Max: Writeups & Retrospectives
Contents
Contemporary Articles & Reviews
While the era was short, Max generated a tremendous amount of interest in the entertainment media, and it seems as if every magazine and major newspaper wrote at least one article about him and his shows.
This is an incomplete list of those articles - which is distinct from the print interviews.
Newsweek: Mad About M-M-Max (cover article, April 20, 1987)
Max made the cover of Newsweek just as the ABC series hit its brief peak, with a six-page article about the entire Max phenomenon and a one-page "interview."
Video Retrospectives
Around the major anniversaries of the Max Headroom era, various groups including television museums and fan groups have assembled one or more of the cast and creative team to discuss aspects of Max.
Stay tu-tu-tuned on this one.
Modern Writeups
There have been a sprinkling of articles about Max or some Max-related topic over the years, mostly rather shallow "Whatever happened to..." or fan writings.

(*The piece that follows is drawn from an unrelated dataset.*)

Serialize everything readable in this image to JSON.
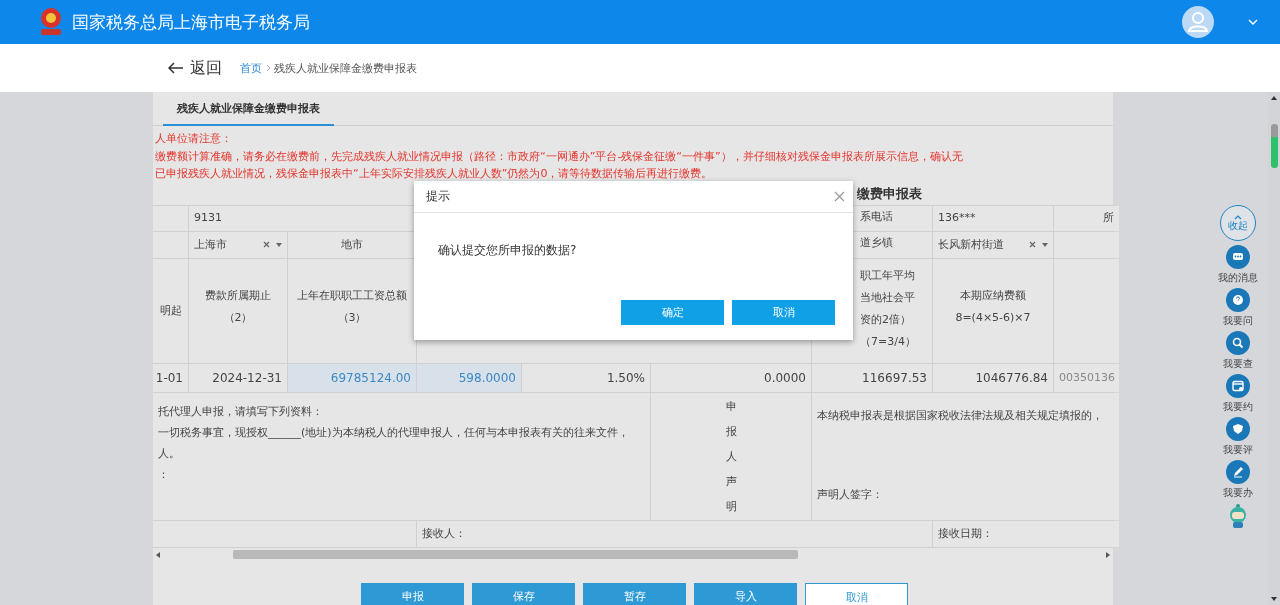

As the 25th and then 30th anniversaries passed, and with the release of the commercial ABC series DVD set, a new generation of articles appeared, mostly longer, more thoughtful and more deeply written. We'll list the best of the best here.
Live and Direct: The definitive oral history of 1980s digital icon Max Headroom
- Bryan Bishop, TheVerge.com, April 2015
A topic that's drawn many writers over the years is the story behind Max Headroom. While a book-length telling is still missing, the space for a detailed new-journalism writeup of all the people and events that went into Max's creation and development has been adequately filled by Bryan Bishop.
"The Mystery of the Creepiest Television Hack"
- Chris Knittel, Motherboard.com, 25 November 2013
If there's one Max topic that's received continuing attention over the years, it's one that the real Max had nothing to do with: the November 1987 pirate-signal hacking of two Chicago television stations. Besides a dozen or more instances, analyses or postings on YouTube, articles and blog entries recycling the details are plentiful.
You can skip nearly all of them in favor of Chris Knittel's long and insightful writeup - so good it let me skip writing my own here, at least for some long while.